Studio album by Spiers and Boden
- Released: 2005
- Genre: Folk
- Length: 47:26
- Label: Fellside Recordings
- Producer: Jon Boden, John Spires and Ben Ivitsky

Spiers and Boden chronology
| Tunes (2005) | Songs (2005) | Vagabond (2008) |

= Songs (Spiers and Boden album) =

Songs is an album by Spiers and Boden. It consists of traditional British folk songs and sea shanties, apart from Innocent When you Dream which was written by Tom Waits for the soundtrack to the film "Franks Wild Years". It was released less than six months after their previous album Tunes. Four of these songs concern murder, which gives a dark tone to the album.

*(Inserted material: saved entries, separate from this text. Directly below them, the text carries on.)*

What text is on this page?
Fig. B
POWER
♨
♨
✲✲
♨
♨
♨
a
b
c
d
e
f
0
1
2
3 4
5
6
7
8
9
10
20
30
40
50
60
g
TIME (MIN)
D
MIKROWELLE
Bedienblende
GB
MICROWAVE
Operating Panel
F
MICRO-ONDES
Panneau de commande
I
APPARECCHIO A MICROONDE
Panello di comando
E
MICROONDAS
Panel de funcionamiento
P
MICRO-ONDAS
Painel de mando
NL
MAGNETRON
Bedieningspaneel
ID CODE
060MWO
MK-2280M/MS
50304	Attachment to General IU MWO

It was recorded and released in October 2005.

== Track listing ==

| No. | Title | Writer(s) | Length |
|---|---|---|---|
| 1. | "Bold Sir Rylas" | Child 18, Trad. | 4:36 |
| 2. | "Old Maui" | Trad. | 4:13 |
| 3. | "Horn Fair" | Trad. | 3:37 |
| 4. | "Child Morris" | Trad. | 7:10 |
| 5. | "Innocent When You Dream" | Tom Waits | 4:41 |
| 6. | "Cruel Knife" | Trad. | 4:43 |
| 7. | "Derry Gaol" | Trad. | 4:18 |
| 8. | "On Christmas Day" | Trad. | 1:21 |
| 9. | "Doleful Dance of Death" | Trad. | 3:03 |
| 10. | "Bill Brown" | Trad. | 4:09 |
| 11. | "Lucy Wan" | Trad. | 5:29 |
| Total length: |  |  | 47:26 |

==Personnel==
- Jon Boden (vocals, fiddle, guitar, concertina)
- John Spiers (vocals, melodeons, concertina, bandoneon).